Enter Nate Silver and other analysts who created models that aggregated state and national polls to make projections over the past several election cycles. As Forbes blogger John McQuaid described it, “Silver’s model showed a political, pundit and media class at a classic horse-and-buggy meets internal combustion engine moment.”
Just like the confused and angry scouts of Moneyball, Peggy Noonan’s pre-election column stated, “No one knows what will happen.” In fact, we had some pretty solid projections as to what was to come—it was just that many of the pundits refused to believe the numbers.

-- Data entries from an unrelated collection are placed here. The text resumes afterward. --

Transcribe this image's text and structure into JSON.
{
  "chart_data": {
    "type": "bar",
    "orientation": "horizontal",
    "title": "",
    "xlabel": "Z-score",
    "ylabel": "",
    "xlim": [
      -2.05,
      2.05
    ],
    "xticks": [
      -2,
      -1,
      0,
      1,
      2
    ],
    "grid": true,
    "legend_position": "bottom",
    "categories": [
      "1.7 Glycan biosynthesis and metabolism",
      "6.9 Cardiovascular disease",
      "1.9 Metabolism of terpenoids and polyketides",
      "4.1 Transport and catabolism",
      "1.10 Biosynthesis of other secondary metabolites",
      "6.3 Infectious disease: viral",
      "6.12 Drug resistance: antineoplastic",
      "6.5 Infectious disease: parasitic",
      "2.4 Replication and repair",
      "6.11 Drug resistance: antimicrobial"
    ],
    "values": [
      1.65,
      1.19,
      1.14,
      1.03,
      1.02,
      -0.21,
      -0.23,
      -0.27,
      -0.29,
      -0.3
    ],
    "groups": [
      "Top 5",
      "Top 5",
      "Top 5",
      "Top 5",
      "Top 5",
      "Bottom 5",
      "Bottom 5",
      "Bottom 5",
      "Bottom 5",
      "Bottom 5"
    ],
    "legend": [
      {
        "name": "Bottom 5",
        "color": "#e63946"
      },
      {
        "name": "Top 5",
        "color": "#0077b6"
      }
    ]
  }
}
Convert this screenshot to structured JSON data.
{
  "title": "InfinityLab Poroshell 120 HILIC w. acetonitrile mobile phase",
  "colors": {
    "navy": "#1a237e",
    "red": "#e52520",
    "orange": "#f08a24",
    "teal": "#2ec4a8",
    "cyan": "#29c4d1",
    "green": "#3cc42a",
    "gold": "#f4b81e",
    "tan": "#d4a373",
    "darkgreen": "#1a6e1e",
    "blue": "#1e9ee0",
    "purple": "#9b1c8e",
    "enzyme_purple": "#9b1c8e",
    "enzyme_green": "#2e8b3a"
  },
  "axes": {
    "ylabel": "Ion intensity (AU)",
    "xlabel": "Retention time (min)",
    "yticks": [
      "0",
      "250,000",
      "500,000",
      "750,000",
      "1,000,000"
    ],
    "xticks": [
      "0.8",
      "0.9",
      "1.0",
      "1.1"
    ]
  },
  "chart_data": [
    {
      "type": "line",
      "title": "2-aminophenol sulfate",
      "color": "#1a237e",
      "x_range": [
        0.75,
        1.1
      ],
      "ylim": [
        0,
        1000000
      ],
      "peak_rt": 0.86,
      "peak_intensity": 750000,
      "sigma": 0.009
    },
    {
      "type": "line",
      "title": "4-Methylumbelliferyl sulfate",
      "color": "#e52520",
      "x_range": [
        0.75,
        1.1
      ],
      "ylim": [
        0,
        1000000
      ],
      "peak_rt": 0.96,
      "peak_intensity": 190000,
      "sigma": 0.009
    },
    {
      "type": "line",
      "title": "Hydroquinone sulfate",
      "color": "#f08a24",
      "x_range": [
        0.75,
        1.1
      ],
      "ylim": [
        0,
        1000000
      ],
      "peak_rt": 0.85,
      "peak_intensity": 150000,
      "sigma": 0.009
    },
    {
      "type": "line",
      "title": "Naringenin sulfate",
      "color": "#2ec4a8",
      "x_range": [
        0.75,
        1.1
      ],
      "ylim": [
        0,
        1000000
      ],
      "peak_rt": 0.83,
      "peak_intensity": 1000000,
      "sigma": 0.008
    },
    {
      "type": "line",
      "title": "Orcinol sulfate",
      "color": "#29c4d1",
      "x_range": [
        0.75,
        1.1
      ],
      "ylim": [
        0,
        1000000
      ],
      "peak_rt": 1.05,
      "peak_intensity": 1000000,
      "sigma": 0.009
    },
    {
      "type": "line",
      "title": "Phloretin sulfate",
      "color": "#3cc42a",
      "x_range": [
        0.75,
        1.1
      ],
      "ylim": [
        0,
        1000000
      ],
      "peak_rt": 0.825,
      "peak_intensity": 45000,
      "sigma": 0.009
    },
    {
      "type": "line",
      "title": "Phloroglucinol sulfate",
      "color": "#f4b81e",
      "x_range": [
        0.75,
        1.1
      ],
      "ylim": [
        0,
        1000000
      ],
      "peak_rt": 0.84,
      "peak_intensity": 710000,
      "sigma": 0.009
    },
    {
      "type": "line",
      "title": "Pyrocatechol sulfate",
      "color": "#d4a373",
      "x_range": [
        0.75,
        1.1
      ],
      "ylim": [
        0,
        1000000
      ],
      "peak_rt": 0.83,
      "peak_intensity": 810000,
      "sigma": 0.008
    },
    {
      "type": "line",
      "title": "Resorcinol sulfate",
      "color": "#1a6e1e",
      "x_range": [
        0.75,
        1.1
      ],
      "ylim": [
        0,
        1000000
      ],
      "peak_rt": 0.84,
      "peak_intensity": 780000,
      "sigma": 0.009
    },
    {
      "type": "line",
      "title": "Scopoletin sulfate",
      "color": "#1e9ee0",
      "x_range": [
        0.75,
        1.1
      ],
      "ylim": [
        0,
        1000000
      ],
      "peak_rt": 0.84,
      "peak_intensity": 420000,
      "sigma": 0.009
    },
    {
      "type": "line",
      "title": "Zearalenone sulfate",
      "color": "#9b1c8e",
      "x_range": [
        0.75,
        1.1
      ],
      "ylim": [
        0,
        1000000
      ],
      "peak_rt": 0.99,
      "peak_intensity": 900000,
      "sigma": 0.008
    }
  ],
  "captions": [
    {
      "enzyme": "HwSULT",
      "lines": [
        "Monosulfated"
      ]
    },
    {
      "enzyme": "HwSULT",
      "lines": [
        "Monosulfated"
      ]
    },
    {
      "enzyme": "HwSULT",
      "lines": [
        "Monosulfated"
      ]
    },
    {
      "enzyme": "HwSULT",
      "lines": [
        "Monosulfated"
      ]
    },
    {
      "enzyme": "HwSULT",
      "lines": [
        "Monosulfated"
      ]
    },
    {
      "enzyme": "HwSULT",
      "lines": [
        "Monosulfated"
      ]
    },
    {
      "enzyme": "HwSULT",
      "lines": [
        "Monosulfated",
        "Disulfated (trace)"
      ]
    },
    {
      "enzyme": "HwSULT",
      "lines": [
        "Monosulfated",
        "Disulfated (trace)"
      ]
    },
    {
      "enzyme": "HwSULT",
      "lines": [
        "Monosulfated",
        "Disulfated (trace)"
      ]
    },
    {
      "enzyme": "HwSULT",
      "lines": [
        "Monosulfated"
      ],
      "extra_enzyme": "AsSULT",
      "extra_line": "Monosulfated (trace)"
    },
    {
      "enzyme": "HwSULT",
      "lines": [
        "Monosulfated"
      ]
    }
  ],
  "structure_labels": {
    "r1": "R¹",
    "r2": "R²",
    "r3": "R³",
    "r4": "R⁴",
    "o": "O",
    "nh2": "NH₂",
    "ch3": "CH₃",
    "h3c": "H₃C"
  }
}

Another key area where big data matters is climate models, which use quantitative methods to simulate the interactions of oceans, atmosphere, land, and cryosphere (ice-covered areas). These models help predict temperature changes and the future of the climate. And guess what? The numbers provide solid proof that our climate is changing. There are many other strands of evidence—from temperature change to sea level rise—which all point to the same conclusion.
There’s a lot of skepticism about climate change—especially when intuition or direct observation of a single phenomena (like a snowfall) takes place. These skeptics, like those in the previous examples, fail to realize that the climate models take into account huge amounts of data and find trends that might otherwise be biased by a single experience or local bias.
Although it may feel uncomfortable in its early applications, it is time to embrace the analytical advantages of big data and to be the first generation to use it to solve the world’s most pressing problems—not just boost the performance of our sports teams.